Holly Krüeger

PH A.Leonetti
“Hate War, Love Your Uniform”

 

Un commento sociale, un punto di vista. Una protesta satirica sulla superficialità con la quale la guerra viene percepita dalla collettività. Questo il concept sviluppato dalla designer americana Holly Krüeger per la collezione donna a/w 2003/04, che ha portato avanti con la collaborazione di tre giovani artisti di FABRICA, che si sono occupati dell’installazione.
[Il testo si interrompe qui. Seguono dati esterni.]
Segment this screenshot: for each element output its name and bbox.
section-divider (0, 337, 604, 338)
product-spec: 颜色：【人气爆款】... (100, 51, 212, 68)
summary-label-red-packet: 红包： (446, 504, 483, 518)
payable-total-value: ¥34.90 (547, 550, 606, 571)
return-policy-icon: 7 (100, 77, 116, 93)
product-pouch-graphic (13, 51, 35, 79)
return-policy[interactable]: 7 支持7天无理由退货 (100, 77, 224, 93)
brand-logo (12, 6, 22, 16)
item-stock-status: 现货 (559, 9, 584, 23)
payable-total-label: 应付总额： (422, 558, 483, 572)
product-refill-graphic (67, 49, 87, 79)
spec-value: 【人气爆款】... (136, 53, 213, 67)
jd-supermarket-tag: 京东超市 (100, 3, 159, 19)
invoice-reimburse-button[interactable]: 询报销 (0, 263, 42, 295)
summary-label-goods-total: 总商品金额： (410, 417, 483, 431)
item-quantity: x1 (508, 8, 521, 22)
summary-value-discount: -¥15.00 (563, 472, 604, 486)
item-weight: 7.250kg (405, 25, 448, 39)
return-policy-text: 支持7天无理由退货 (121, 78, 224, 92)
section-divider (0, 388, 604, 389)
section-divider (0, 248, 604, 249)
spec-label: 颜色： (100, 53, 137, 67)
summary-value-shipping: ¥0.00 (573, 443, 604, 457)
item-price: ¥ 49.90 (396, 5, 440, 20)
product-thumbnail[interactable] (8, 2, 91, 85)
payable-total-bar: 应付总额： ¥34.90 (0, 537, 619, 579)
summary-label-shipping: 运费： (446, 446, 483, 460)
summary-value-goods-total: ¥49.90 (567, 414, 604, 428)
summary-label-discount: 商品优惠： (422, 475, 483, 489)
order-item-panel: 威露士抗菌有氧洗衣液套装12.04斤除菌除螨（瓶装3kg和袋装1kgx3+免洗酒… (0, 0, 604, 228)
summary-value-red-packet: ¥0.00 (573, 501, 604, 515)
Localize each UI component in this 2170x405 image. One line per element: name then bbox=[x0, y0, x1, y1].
Un collage di poster fotografici, opera dell’inglese David Weightman, e la proiezione di un film sulla guerra i cui protagonisti, un soldato e un’infermiera, sono interpretati dagli artisti stessi (Nienke Klunder e Raphael Dallaporta).
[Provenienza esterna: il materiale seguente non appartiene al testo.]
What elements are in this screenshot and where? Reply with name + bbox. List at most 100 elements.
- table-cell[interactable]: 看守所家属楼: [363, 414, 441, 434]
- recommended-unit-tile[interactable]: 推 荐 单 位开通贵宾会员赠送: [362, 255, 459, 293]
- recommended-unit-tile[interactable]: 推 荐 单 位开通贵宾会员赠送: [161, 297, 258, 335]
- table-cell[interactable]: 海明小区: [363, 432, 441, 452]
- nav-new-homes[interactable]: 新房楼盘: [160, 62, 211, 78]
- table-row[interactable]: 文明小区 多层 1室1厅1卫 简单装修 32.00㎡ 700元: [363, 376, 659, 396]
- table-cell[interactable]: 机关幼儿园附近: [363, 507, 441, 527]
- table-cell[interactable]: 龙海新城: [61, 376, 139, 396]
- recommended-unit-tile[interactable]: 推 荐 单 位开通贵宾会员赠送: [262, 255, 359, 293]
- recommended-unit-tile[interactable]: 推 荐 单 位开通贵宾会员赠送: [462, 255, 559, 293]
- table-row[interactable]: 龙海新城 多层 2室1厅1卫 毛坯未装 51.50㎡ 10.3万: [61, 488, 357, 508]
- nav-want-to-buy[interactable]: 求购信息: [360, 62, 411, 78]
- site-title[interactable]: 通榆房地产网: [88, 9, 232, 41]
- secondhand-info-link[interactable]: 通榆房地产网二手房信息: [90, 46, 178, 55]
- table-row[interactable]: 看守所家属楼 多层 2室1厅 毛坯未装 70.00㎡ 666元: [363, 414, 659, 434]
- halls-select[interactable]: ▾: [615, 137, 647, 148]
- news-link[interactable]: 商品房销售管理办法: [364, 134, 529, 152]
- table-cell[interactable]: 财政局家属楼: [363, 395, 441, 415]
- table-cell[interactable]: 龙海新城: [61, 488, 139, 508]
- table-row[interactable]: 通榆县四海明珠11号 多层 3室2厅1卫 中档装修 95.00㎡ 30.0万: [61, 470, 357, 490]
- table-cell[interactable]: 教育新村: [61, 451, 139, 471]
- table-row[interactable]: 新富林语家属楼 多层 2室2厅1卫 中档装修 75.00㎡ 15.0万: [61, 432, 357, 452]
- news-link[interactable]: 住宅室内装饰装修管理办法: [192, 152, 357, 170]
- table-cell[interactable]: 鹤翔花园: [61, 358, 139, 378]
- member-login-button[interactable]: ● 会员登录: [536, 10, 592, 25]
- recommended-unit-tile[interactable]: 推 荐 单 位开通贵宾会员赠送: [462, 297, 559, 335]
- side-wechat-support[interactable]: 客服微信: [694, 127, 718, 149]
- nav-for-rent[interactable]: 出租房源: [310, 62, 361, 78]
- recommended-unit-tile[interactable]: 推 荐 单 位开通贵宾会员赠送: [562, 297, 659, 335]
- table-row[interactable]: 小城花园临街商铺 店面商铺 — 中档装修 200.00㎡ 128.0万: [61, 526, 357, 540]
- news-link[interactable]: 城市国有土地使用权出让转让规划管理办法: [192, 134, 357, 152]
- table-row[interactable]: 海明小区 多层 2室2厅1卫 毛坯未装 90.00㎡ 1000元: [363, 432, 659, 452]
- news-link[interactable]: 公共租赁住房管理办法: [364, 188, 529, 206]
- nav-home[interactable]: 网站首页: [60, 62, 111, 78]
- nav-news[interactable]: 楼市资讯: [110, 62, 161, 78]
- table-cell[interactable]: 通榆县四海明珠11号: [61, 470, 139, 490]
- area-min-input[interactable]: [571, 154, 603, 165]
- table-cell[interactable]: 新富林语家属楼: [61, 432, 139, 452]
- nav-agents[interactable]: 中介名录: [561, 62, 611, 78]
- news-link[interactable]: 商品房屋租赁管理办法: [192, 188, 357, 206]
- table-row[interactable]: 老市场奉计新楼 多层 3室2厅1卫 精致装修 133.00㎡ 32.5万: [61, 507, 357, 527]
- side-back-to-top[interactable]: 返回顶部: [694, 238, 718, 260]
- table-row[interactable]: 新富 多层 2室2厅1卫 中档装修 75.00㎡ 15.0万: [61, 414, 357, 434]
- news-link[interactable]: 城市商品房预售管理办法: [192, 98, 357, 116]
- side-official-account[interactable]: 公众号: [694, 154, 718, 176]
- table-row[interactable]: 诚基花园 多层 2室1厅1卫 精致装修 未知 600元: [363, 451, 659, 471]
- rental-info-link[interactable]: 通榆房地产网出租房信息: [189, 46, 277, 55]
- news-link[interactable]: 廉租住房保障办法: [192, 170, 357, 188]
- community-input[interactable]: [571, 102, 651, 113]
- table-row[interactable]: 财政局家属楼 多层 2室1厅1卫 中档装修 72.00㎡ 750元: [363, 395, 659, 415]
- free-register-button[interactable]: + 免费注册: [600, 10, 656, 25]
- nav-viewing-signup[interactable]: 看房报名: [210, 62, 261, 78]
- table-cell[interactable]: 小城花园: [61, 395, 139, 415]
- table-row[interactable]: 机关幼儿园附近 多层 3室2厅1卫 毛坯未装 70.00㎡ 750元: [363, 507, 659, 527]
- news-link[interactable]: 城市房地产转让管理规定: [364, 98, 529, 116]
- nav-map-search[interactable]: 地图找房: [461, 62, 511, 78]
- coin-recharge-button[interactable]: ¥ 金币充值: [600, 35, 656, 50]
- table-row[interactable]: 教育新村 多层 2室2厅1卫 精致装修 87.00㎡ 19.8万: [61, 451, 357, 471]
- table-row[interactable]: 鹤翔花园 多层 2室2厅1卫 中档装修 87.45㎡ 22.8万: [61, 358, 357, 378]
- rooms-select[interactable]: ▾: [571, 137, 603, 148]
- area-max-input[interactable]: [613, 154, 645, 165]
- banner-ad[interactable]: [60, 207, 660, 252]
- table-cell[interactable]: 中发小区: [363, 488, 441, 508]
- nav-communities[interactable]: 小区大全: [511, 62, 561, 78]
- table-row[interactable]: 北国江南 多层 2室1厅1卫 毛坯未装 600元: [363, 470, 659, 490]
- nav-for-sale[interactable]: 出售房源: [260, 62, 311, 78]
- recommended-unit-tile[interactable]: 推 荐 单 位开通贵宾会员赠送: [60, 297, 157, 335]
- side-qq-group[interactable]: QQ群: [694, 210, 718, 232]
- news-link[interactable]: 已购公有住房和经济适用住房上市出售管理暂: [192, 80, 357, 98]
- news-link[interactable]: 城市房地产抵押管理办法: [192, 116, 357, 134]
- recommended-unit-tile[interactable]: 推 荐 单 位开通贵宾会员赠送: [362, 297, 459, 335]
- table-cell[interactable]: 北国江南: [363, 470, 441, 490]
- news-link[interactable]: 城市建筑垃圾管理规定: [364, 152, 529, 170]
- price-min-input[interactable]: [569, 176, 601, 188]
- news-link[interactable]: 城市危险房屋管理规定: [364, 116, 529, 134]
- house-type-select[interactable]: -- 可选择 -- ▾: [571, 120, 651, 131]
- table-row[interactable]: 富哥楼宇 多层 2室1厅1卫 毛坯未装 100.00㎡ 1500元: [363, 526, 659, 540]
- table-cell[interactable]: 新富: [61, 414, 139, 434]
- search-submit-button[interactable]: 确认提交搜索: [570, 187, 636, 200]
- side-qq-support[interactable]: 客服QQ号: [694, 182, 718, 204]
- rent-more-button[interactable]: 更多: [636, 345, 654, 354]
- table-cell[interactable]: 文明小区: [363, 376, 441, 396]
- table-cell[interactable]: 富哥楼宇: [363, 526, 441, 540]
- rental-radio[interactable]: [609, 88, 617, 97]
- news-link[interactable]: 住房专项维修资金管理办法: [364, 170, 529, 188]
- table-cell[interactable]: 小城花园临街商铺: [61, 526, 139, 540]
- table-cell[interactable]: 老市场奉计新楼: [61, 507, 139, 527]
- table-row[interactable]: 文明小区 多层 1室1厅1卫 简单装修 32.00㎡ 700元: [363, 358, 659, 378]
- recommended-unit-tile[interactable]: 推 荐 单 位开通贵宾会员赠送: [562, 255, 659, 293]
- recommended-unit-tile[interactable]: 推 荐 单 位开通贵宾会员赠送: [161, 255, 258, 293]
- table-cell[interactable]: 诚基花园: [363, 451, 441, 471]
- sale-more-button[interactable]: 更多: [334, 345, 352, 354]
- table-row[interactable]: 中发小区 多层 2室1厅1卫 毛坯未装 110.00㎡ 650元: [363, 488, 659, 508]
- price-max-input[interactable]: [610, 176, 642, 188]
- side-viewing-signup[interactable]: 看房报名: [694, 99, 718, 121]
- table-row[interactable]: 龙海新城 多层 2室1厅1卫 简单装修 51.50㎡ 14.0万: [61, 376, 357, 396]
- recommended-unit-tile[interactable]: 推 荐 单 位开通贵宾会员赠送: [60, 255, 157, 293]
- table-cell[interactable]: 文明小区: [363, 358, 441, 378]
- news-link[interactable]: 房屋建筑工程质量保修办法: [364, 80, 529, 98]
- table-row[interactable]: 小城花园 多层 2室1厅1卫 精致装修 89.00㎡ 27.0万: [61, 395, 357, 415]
“E’ il nostro modo di sentire la guerra.” Afferma la stilista “Troppe immagini superficiali ci vengono propinate dai media. Ma la situazione attuale si presenta molto più complessa e difficile. Abbiamo scelto un’angolazione differente, un modo per comunicare senza cadere negli stereotipi.” La collezione mescola emozioni e memorie collettive, per ricordarci come siamo ambiguamente condizionati a reagire alla guerra. Il fascino di una divisa ci seduce col suo sex appeal, col suo gioco di forme delineate e disciplinate, spesso ci rimanda ad un’immagine romantica, positiva, dolce. Noi vogliamo aggrapparci a quest’idea. Il nostro motto è “Odia la guerra, ama la tua uniforme”. 7 modelli. L’acconciatura è anni ’40, da infermiera di Pearl Harbour. L’abitino-giacca in denim trattato, ha tasche applicate e decorazioni. L’abito nero con maniche goffrate marroni. In passerella un paracadute-applicato. La tuta military coloniale con cinturino, camouflage nel giacchetto zippato, nei cargo pant. Le scarpe sono laccate, tipo church. La chemisier sabbia scivola larga lungo i fianchi. Rifiniture fatte a mano, colori scuri, velluto stretch, jersey. Donne pronte alla battaglia. Bella la gonna multistrato, l’abitino smanicato con fibbia sul decollettè. “Adoro i tessuti naturali, ma faccio un largo uso anche di tessuti tecnici, ne ho bisogno per le performance.” Continua la Krüeger “Il corpo respira, e io voglio che la persona, avvolta nel tessuto, debba sentirsi bene. Uso tutti tessuti double face, proprio come le mie idee. Adoro giocare con forme e punti di vista. Tutto può essere letto in chiave differente, basta scegliere la propria angolazione”. Alla domanda su come mai abbia scelto di collaborare proprio con gli artisti di FABRICA, la designer non ha alcun dubbio: “Gli artisti di Fabrica sono avanti. Riescono a percepire e a sviluppare il concept che dà senso alla mia collezione. Camminiamo lungo la stessa lunghezza d’onda”. Una sinergia di forze creative. Un gioco di forme e di idee. Una protesta satirica, che coinvolge gli abiti e veicola messaggi. Per andare ben oltre la semplice sfilata. E colpire nel segno.